On the other hand, if I were right about any of this, he might disappear on me some night. Or perhaps he would be more open about it— just walk away from me some day, turn down a side road and wave good-bye. I didn’t want that. After I’d slept with him I would want it even less.

Even now, I wanted to keep him with me. I hated that he was lying to me already— or I believed he was. But why should he tell me everything? He didn’t know me very well yet, and like me, he meant to survive. Perhaps I could convince him that he and I could survive well together.
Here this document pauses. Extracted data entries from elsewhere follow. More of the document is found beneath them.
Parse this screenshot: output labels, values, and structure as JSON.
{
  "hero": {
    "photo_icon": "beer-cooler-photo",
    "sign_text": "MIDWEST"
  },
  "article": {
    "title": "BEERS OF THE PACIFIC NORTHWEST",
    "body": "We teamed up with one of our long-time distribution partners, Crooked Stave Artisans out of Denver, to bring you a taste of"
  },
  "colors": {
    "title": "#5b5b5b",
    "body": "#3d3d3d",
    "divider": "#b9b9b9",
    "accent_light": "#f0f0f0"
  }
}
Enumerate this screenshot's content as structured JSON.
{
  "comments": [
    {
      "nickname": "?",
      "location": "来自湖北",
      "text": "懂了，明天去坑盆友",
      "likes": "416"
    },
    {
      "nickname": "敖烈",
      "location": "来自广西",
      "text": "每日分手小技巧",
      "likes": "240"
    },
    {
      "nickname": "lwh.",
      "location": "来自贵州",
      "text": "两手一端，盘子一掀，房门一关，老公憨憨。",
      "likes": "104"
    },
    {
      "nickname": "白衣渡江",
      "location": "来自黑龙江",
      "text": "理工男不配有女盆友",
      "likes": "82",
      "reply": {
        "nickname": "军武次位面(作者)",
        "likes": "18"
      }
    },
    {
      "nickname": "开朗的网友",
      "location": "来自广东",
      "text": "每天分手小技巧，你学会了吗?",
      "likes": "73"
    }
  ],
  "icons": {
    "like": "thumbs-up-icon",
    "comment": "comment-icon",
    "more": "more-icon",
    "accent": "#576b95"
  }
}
Meanwhile, best to enjoy him without quite trusting him. I may be wrong about all this, but I don’t believe I am. Pity.

We finished the guns, loaded them, and went down to the water to wash. You could go right down to the water, scoop some up in a pot, and take it away. It was free. I kept looking around, thinking someone would come to stop us or charge us or something. I suppose we could have been robbed, but no one paid any attention to us. We saw other people getting water in bottles, canteens, pots, and bags, but the place seemed peaceful. No one bothered anyone. No one paid any attention to us.